Put an offer on the back of your business card to get people to sign up for your newsletter. For example, “Visit www.mywebsite.com/freereport to download 20 Top Tips for Outsourcing to a Virtual Assistant”. When they land on your page, ask for their email address in order to receive the free report.
Initially writing the text copy for your website seems quite simple. You just tell them who you are, what you do and how to contact you, right? Err, no actually.
Many business websites drone on and on about when they started, what their “mission statement” is, what technology they use, blah, blah, blah. I hate to be the one to tell you this, but nobody cares. All that prospects and customers care about is “What’s in it for me”.
So the very first thing you need to do is put yourself in the shoes of your potential customer. What problem do they have that they are looking for a solution to by searching around the internet? If they have arrived at your website as part of their search they will look for confirmation that they have come to the right place. What solutions are you providing that solves their problem?
If you were the customer, what questions would you want answers to before parting with your cash? Make sure you answer those questions in your copy.
If you are selling an intangible or unknown service such as administration and business support services, how have you displayed your credibility? Have you shown testimonials or feedback from previous customers, or can you show case studies where you have made a real tangible difference to a former client?
If you are selling information, how have you established to them that you are the expert that they should listen to? Do you have any samples of the type of information you provide such as free downloads of tips?
How easy is it to contact you? Is there a telephone number for enquires? Have you got a proper mail address on your website or just a PO Box? Do you have a guarantee that will allow them to purchase a product or service without reservation?
Lastly, give them a compelling reason to buy from you now. Or if your product or service has a longer sales cycle, get them on your list by offering something in exchange for their name and email address.
While back in part 1 of this series we talked about personalising your website, but don’t spend all of it talking about yourself and how wonderful you are! Although your visitors need to know a bit about you, what holds their interest is the knowledge that you understand their problems and issues and have ready-made solutions that resolve those problems. Your visitor will always ask, “WIIFM?” (What’s In It For Me). Answer that question by making your web site about your visitor, not about you.
If you are not sure how to WIIFM your text, hire a professional sales copy writer if you can afford it or try the following format:
Do you struggle with getting your VAT return in on time, we offer a full book keeping service which means that your VAT return will never be late again and you will save expensive fines and a whole lot of stress.
Replace the italics with their pain followed by your solution and the bold italics are your WIIFM.
In summary: Your web site can function as an attractive online brochure, or it can be a client-generating tool to help you grow your business. As a virtual assistant, you need to generate clients from your website in order for your business to be successful, make the necessary changes and you will get more clients online.

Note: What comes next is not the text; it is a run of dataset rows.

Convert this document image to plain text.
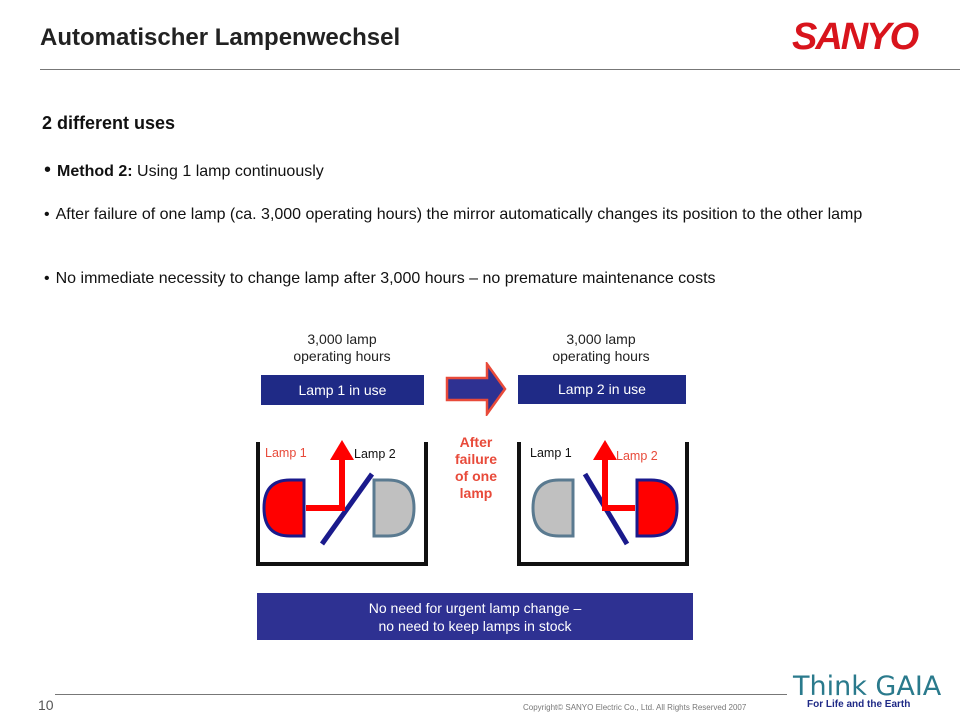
Automatischer Lampenwechsel	SANYO
2 different uses
• Method 2: Using 1 lamp continuously
• After failure of one lamp (ca. 3,000 operating hours) the mirror automatically changes its position to the other lamp
• No immediate necessity to change lamp after 3,000 hours – no premature maintenance costs
3,000 lamp
operating hours
Lamp 1 in use
3,000 lamp
operating hours
Lamp 2 in use
After
failure
of one
lamp
Lamp 1	Lamp 2	Lamp 1	Lamp 2
No need for urgent lamp change –
no need to keep lamps in stock
10	Copyright© SANYO Electric Co., Ltd. All Rights Reserved 2007
Think GAIA
For Life and the Earth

One of the easiest ways you can create customer confidence in you and your business is to post testimonials on your web site. Don’t even think of writing these yourself (I’m sure you wouldn’t) but ask your clients to write something that clearly states what you do for your client and how working with you has improved their business or life, etc.
If you are new to virtual assisting and don’t yet have clients you can ask for testimonials, prepare some case studies outlining a problem and how your service helped solve it. These case studies are also very powerful in convincing a potential client that you can do what you claim.